¿Qué ocultan las sombras de «Julio comienza en Julio»?

por Juan García Brun

«Julio comienza en julio» es un filme chileno de 1976, dirigido por Silvio Caiozzi y escrito por Valentín Castillo.En 1979, al exhibirse, resulta Ganadora del premio Colón de Oro del Festival de Cine Iberoamericano de Huelva, posteriormenterecibió el Premio del Círculo de Críticos de Arte de Chile.

Ya en democracia, en 1999, fue elegida la mejor película chilena del siglo mediante votación popular. 

Es considerada por muchos críticos como una de las mejores películas del cine chileno, junto con El Chacal de Nahueltoro de Miguel Littín, Tres tristes tigres de Raúl Ruiz, La batalla de Chile de Patricio Guzmán y Machuca de Andrés Wood.

Es probable, sin embargo, que de un modo quizá inconsciente la crítica ha sido arrastrada a sobrevalorarla seducida por un misterio elocuente que habrá que develar.
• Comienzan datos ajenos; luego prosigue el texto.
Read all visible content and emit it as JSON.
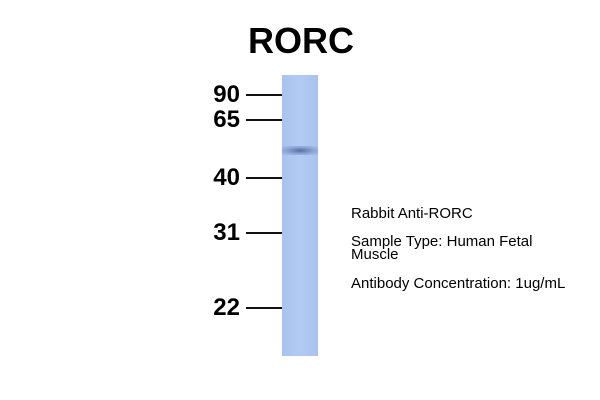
{
  "title": "RORC",
  "markers": [
    {
      "label": "90",
      "kda": 90
    },
    {
      "label": "65",
      "kda": 65
    },
    {
      "label": "40",
      "kda": 40
    },
    {
      "label": "31",
      "kda": 31
    },
    {
      "label": "22",
      "kda": 22
    }
  ],
  "band": {
    "approx_kda": 52,
    "color": "#5a75b0"
  },
  "lane_color": "#aec7f0",
  "info": {
    "antibody": "Rabbit Anti-RORC",
    "sample_line1": "Sample Type: Human Fetal",
    "sample_line2": "Muscle",
    "concentration": "Antibody Concentration: 1ug/mL"
  }
}
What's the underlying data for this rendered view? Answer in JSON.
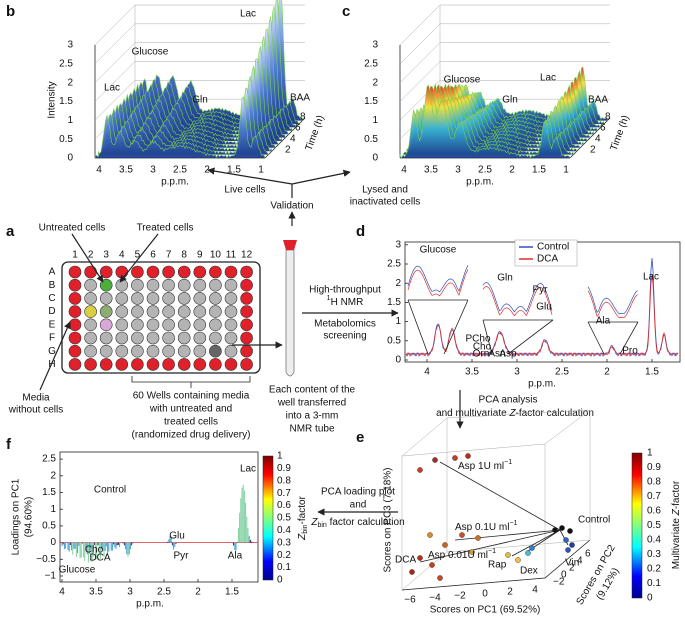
{
  "panels": {
    "b": {
      "label": "b",
      "y_axis_label": "Intensity",
      "y_ticks": [
        "0",
        "0.5",
        "1",
        "1.5",
        "2",
        "2.5",
        "3"
      ],
      "x_ticks": [
        "4",
        "3.5",
        "3",
        "2.5",
        "2",
        "1.5",
        "1"
      ],
      "x_axis_label": "p.p.m.",
      "time_ticks": [
        "2",
        "4",
        "6",
        "8"
      ],
      "time_label": "Time (h)",
      "annotations": [
        "Lac",
        "Glucose",
        "Gln",
        "Lac",
        "BAA"
      ]
    },
    "c": {
      "label": "c",
      "y_ticks": [
        "0",
        "0.5",
        "1",
        "1.5",
        "2",
        "2.5",
        "3"
      ],
      "x_ticks": [
        "4",
        "3.5",
        "3",
        "2.5",
        "2",
        "1.5",
        "1"
      ],
      "x_axis_label": "p.p.m.",
      "time_ticks": [
        "2",
        "4",
        "6",
        "8"
      ],
      "time_label": "Time (h)",
      "annotations": [
        "Glucose",
        "Gln",
        "Lac",
        "BAA"
      ]
    },
    "validation": {
      "center": "Validation",
      "left": "Live cells",
      "right": [
        "Lysed and",
        "inactivated cells"
      ]
    },
    "a": {
      "label": "a",
      "untreated": "Untreated cells",
      "treated": "Treated cells",
      "columns": [
        "1",
        "2",
        "3",
        "4",
        "5",
        "6",
        "7",
        "8",
        "9",
        "10",
        "11",
        "12"
      ],
      "rows": [
        "A",
        "B",
        "C",
        "D",
        "E",
        "F",
        "G",
        "H"
      ],
      "media": [
        "Media",
        "without cells"
      ],
      "wells_note": [
        "60 Wells containing media",
        "with untreated and",
        "treated cells",
        "(randomized drug delivery)"
      ],
      "tube_note": [
        "Each content of the",
        "well transferred",
        "into a 3-mm",
        "NMR tube"
      ],
      "nmr_step": {
        "line1": "High-throughput",
        "superscript": "1",
        "line2": "H NMR",
        "line3": "Metabolomics",
        "line4": "screening"
      }
    },
    "d": {
      "label": "d",
      "legend": [
        "Control",
        "DCA"
      ],
      "annotations": [
        "Glucose",
        "Gln",
        "Pyr",
        "Glu",
        "Lac",
        "Ala",
        "PCho",
        "Cho",
        "Orn",
        "Asn",
        "Asp",
        "Pro"
      ],
      "y_ticks": [
        "0",
        "0.5",
        "1",
        "1.5",
        "2",
        "2.5",
        "3"
      ],
      "x_ticks": [
        "4",
        "3.5",
        "3",
        "2.5",
        "2",
        "1.5"
      ],
      "x_axis_label": "p.p.m."
    },
    "pca_step": {
      "line1": "PCA analysis",
      "line2_pre": "and multivariate ",
      "line2_z": "Z",
      "line2_post": "-factor calculation"
    },
    "e": {
      "label": "e",
      "groups": [
        {
          "text": "Asp 1U ml",
          "superscript": "−1"
        },
        {
          "text": "Asp 0.1U ml",
          "superscript": "−1"
        },
        {
          "text": "Asp 0.01U ml",
          "superscript": "−1"
        }
      ],
      "annotations": [
        "DCA",
        "Rap",
        "Dex",
        "Vin",
        "Control"
      ],
      "x_axis_label": "Scores on PC1 (69.52%)",
      "y_axis_label": "Scores on PC3 (7.18%)",
      "z_axis_label": [
        "Scores on PC2",
        "(9.12%)"
      ],
      "x_ticks": [
        "−6",
        "−4",
        "−2",
        "0",
        "2",
        "4"
      ],
      "z_ticks": [
        "−2",
        "0",
        "2",
        "4",
        "6"
      ],
      "colorbar_ticks": [
        "0",
        "0.1",
        "0.2",
        "0.3",
        "0.4",
        "0.5",
        "0.6",
        "0.7",
        "0.8",
        "0.9",
        "1"
      ],
      "colorbar_label_pre": "Multivariate ",
      "colorbar_label_z": "Z",
      "colorbar_label_post": "-factor"
    },
    "loading_step": {
      "line1": "PCA loading plot",
      "line2": "and",
      "line3_z": "Z",
      "line3_sub": "bin",
      "line3_post": " factor calculation"
    },
    "f": {
      "label": "f",
      "y_axis_label": [
        "Loadings on PC1",
        "(94.60%)"
      ],
      "annotations": [
        "Control",
        "DCA",
        "Glucose",
        "Cho",
        "Glu",
        "Pyr",
        "Lac",
        "Ala"
      ],
      "y_ticks": [
        "−1",
        "−0.5",
        "0",
        "0.5",
        "1",
        "1.5",
        "2",
        "2.5"
      ],
      "x_ticks": [
        "4",
        "3.5",
        "3",
        "2.5",
        "2",
        "1.5"
      ],
      "x_axis_label": "p.p.m.",
      "colorbar_ticks": [
        "0",
        "0.1",
        "0.2",
        "0.3",
        "0.4",
        "0.5",
        "0.6",
        "0.7",
        "0.8",
        "0.9",
        "1"
      ],
      "colorbar_label_z": "Z",
      "colorbar_label_sub": "bin",
      "colorbar_label_post": "-factor"
    }
  }
}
Los hechos son así: la película se rodó en Pirque y Calera de Tango en el invierno de 1976, probablemente en el período más horrorosamente oscuro de la Dictadura pinochetista. El país vivía en un severo Estado de Guerra, con toque de queda, campos de concentración y centros de exterminio del tipo Villa Grimaldi, de norte a sur. De noche, las C 10 de la DINA allanaban, secuestraban y fusilaban, como algo cotidiano. En ese sector, la zona rural sur de Santiago, los fascistas –como los Kast en Paine- se enseñoreaban dando caza a los que fueran activistas de la UP y la CORA.

En el centro físico de tamaña carnicería, resulta –por decir lo menos- “inquietante” que un director de cine joven como Caiozzi, que había trabajado ni más ni menos que con Helvio Soto y Raúl Ruiz, connotados cineastas de izquierda y en el exilio, se le permitiera rodar una película de crítica social con un reparto de actores que no podemos sino calificar –para tomar la jerga mercurial- como claramente comunista. Vadell, Alarcón, Sharim y Delfina Guzmán, por mencionar algunos, eran reconocidos militantes de la Unidad Popular de la órbita del Partido Comunista. Luis Advis, el de la Cantata, es el responsable de la música.

Por otro lado, es importante consignar que a la Dictadura no le resultaban indiferentes las expresiones culturales. La quema de libros y discos fue un sello proverbial de la impronta totalitaria, tipo III Reich, de las autoridades militares. 

Dicho esto, resulta inverosímil que la Dictadura, con Willoughby como maestro de ceremonia y el Mamo Contreras haciendo el “trabajo sucio”, no hubiese reparado en la filmación de esta película que para colmo, critica y patetiza la decadencia y miseria moral de la sociedad agraria y latifundista, que la Junta Militar reivindicaba como el non plus ultra de las virtudes patrias, con los Quincheros en cadena de radio y televisión todos los fines de semana.

Vista de esta forma, «Julio comienza en Julio», más que la historia narrada, es el vestigio, la huella de un misterio. Puede ser una audaz expresión de resistencia popular, del tipo Manuel Rodríguez-Marcó del Pont, esto si pensamos que las autoridades de la época fueron sorprendidas e ignoraron su filmación. 

Pero hay otra lectura posible. 

Detrás de esta ingenua película –de seguro con total ignorancia de Caiozzi y los productores del filme- puede ocultarse una sofisticada operación de inteligencia destinada a lavar la cara del régimen gorila, que ese año estaba asfixiado por el bloqueo ocasionado por la enmienda Kennedy.  

Tal bloqueo hubiese podido morigerarse siguiendo los pasos de la Dictadura argentina, estrechando los lazos comerciales con la URSS. Esto último explicaba que el Partido Comunista argentino calificara a la Dictadura trasandina como “Dictablanda”, lo que no impidió que los aparatos represivos (grupos de tareas) los masacraran, al igual que en Chile.

Esta segunda hipótesis es una mera conjetura. Sobre la producción esta película, hasta donde pude revisar, no hay mayores antecedentes. La concurrencia de hechos y de circunstancias tan elocuentes y extremas no parecen haber sido objeto de análisis. La única película filmada y producida en Chile durante la Dictadura sólo ha merecido comentarios “cinematográficos”, la crítica se ha limitado a referirla como un objeto “en sí”.

Se le atribuye a Artaud haber invertido la idea –de cuño platónico- de que el arte representa a la realidad, afirmando que la realidad es una representación del arte.

El blanco y negro, las velas en la cena, pero sobre todo las extensas sombras y el sonido asordinado de Julio comienza en Julio, parecen invitarnos a develar su oculto misterio final.